Analisando a problemática da ótica da vertente farmacêutica, o responsável da OF destacou que os cidadãos europeus consideram que uma das qualidades de um sistema de saúde é “a garantia do acesso aos medicamentos” e que “os farmacêuticos devem aumentar o seu papel na prestação de serviços para libertar os médicos para outras funções”. Ou seja, Helder Mota Filipe salientou o task shifting (redistribuição de tarefas), em que também “os farmacêuticos vão ter
de deixar de fazer coisas que faziam, que era tradicional fazerem, para poderem abraçar outras”.
O bastonário salientou ainda que atualmente existem medicamentos que não se sonhava ter há 20 anos. “Nós temos novos medicamentos, com novos mecanismos de ação, o que, do ponto de vista farmacêutico, é interessantíssimo”. O problema é que “são muito caros”, sendo que para que consigamos ter um sistema de saúde sustentável, “precisamos de ser criteriosos na utilização dos medicamentos.

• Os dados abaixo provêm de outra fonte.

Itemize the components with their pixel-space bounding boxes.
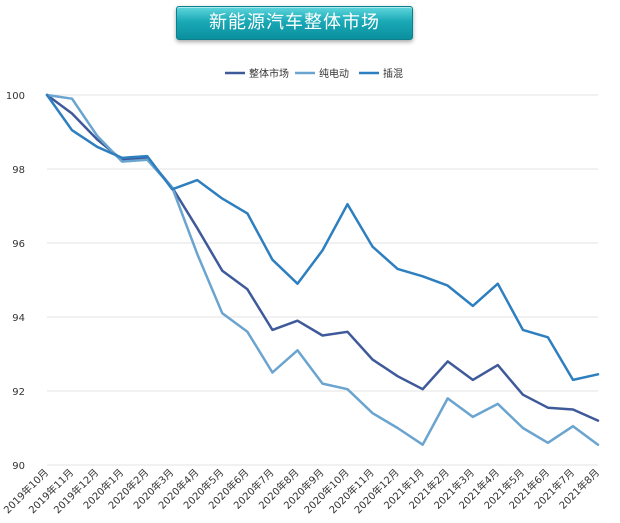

E aqui entram os medicamentos biossimilares e os medicamentos genéricos”.
“Há um caminho a fazer”
O presidente da Associação Portuguesa de Administradores Hospitalares (APAH), Xavier Barreto, que foi outro dos intervenientes da conferência, refere que, no relativo à utilização de biossimilares, esta “tem vindo a melhorar nos últimos meses, nos últimos anos, mas há um caminho a fazer”.
Quanto às listas de espera para consultas e cirurgias, estas aumentaram, contudo, “a percentagem de doentes em espera para além do que é clinicamente adequado é relativamente estável nos últimos anos”, dá conta o presidente da APAH.
Xavier Barreto recuou no tempo e relembrou que há 10 anos não havia o problema que se vive no momento, que é o do encerramento dos serviços de urgência “por falta de recursos humanos”. O presidente da APAH referiu que este não é, no entanto, um problema exclusivo de Portugal, na medida em que há outros países na mesma situação, nomeadamente a Holanda que, segundo o presidente da APAH, está a transferir tarefas mais genéricas, menos diferenciadas e que não requerem a intervenção de um médico para serem acompanhadas por enfermeiros ou por técnicos de saúde.